How To Get An Agent


I’m going to start out by saying “I am clearly not famous”…however, I’ve worked with people who are, and I’ve followed my own advice and (slowly) I’m getting gigs. Starting out, you aren’t going to be a Brad Pitt, but you might someday! So, keep working on your craft. First off, I would find an agent.  This can be tough and you need high self esteem. Still interested? Awesome! Entertainment is a tough industry to get into, and you’re already on the right track because now you’re looking for an agent. There are several ways to get an agent; but, here is my personal step by step plan on finding the one that works for YOU:

Step One: Research, research, research. What city are you closest to? How far are you willing to travel for auditions? What kind of entertainment are you interested in entering? The answers to these questions will determine what agency you want to contact. Some agencies are more inclined to have gigs related to modeling, some more geared for acting, for voice overs, ect…

Once you have found the agency that you are interested in, contact them to find out what they need from you for when you meet with them. Some agencies won’t meet with you unless you’ve already sent them a photo/resume/voice over demo (this is a recording of your voice that is no longer than a minute and may have several recordings all edited together)/demo reel (video about 1-2 minutes long that shows clips of your best work). This helps them with time management and making quick decisions on if you would be a good fit for their agency. Most people know if they like your work in the first 30 seconds or less of listening/watching your demos.

If you are asked to come in and speak with an agent, then be prepared for your meeting. This person is taking time out of their busy day to possibly offer you a chance to live out your dream. Do not be late. NUMBER ONE most important rule in entertainment is be on time. This meeting is similar to an interview. Bring copies of your resume/demos/photos with you for the agent to keep. Really think about what your goals are and how this agency can help build your career. Do your research on the talent they already have, the gigs they have acquired, and what type of gigs you would like to be a part of. Be ready to tell these goals to your agent. This meeting is your time to shine. Shake hands, be friendly and show the agent your hunger for this industry.

Depending on what your goals are and what agency you get a meeting with, will determine the rest of your interaction. At a modeling agency you will take some photos there so they can see you in basic poses, and you may do a short “walk” down the hall or the In House Runway. Some modeling agencies may even have you read a few lines of a commercial to see if you have on camera potential.
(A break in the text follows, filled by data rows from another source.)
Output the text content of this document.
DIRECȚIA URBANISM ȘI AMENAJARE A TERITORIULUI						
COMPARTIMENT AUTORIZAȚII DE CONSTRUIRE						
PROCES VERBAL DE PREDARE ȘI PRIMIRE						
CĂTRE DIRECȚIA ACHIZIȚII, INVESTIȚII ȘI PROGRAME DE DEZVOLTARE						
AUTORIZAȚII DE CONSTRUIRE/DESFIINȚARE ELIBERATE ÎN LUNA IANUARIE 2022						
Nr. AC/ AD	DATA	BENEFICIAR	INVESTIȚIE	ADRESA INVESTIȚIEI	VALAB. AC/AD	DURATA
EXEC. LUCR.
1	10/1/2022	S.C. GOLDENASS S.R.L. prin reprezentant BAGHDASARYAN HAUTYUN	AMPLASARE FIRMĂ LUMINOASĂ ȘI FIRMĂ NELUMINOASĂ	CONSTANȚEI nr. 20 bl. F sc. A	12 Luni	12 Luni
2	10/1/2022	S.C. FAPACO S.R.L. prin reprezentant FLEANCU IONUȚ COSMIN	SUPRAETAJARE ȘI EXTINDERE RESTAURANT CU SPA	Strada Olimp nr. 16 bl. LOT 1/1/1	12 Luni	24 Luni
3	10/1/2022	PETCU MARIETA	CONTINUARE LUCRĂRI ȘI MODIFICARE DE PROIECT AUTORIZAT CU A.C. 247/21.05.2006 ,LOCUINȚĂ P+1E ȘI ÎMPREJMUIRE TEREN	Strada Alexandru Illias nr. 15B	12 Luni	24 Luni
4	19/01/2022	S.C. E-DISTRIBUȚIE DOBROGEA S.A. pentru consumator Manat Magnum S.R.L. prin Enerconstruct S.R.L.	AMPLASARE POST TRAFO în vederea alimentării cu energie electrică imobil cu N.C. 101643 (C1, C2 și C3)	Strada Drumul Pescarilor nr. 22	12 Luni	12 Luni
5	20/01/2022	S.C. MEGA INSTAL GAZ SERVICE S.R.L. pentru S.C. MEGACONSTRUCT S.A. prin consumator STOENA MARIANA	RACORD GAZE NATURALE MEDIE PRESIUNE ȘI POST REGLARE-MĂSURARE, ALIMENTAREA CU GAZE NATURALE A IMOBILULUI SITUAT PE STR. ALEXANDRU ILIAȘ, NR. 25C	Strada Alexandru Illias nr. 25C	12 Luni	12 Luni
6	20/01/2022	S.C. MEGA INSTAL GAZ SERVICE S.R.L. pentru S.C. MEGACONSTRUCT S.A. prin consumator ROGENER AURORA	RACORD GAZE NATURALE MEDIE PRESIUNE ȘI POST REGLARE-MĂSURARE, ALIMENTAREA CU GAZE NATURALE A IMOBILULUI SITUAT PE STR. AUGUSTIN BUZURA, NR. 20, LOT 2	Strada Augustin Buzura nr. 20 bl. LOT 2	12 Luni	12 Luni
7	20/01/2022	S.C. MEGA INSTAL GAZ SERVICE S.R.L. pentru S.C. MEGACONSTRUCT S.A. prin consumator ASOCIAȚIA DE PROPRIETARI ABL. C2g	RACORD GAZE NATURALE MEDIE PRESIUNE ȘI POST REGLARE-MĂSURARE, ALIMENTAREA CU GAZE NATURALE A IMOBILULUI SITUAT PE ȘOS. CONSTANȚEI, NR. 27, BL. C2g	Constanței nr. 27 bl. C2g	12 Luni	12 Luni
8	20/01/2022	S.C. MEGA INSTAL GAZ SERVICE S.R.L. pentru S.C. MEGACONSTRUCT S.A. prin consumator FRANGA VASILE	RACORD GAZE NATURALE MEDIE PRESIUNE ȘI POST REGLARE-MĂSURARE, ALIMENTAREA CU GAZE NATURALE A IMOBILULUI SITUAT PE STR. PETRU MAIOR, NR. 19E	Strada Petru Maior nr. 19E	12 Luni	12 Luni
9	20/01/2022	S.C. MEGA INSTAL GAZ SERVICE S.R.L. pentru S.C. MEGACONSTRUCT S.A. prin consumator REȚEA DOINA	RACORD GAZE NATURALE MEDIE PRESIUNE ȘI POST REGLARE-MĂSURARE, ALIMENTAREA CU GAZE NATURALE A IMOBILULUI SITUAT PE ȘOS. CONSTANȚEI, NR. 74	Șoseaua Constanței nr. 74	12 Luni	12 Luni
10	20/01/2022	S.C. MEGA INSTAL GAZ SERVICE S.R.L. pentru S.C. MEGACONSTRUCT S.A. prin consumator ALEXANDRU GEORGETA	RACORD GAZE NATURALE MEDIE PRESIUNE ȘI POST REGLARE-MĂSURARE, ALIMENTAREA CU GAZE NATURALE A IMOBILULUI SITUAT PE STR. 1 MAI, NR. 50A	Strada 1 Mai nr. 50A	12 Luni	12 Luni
At a talent agency you may take a few photos, but the bulk of your interview will be speaking in front of a camera for the agent. He or she may have you read lines on a few commercials, and you may have to prepare a monologue as well. A monologue is a section of script where a  character is speaking for an extended period of time (1-4 minutes). My suggestion is to do a dramatic/emotional monologue so you can show range. I have seen people do comedic monologues and they usually miss the mark…I don’t recommend comedy. To be perfectly honest, I would probably have 2 monologues prepared before your meeting. If the agent doesn’t like your monologue than at least you have a back up.

“How should I dress?” This seems to be the number one question that I get when people are looking for agencies…and I feel like it’s the least important thing. As an actor or model, you are going to wear whatever the shoot calls for so as long as you look presentable; then you are fine. Do not show up in sweat pants, no mini skirts, and no pajamas. Look like you care about this meeting. This is your dream and you’re future. Don’t blow it because you showed up to your meeting looking like a ho-bo. I have seen talent show up in suits, jeans,  appropriate skirts…and all of it was fine!!! Be yourself and show the agent who you are! Sell yourself with your personality.

Be prepared for rejection. This is hands down the second best advice I can give you. I have had so many rejections in this industry ranging areas from Ohio, Pennsylvania, and Florida; and it hasn’t kept me down! Maryl Streep, JK Rowling, Amy Pholer, Steve Harvey, Oprah and countless others have experienced rejection… and look where they are now! Again, this industry is savage. Mentally prepare for rejection and criticism. Grow thick skin. Stay positive and confident. Work hard and don’t lose the drive that brought you to this article. The reason you read this is because you have confidence in yourself, keep believing you can be successful in entertainment, and you will be. So get prepared NOW, and break a leg!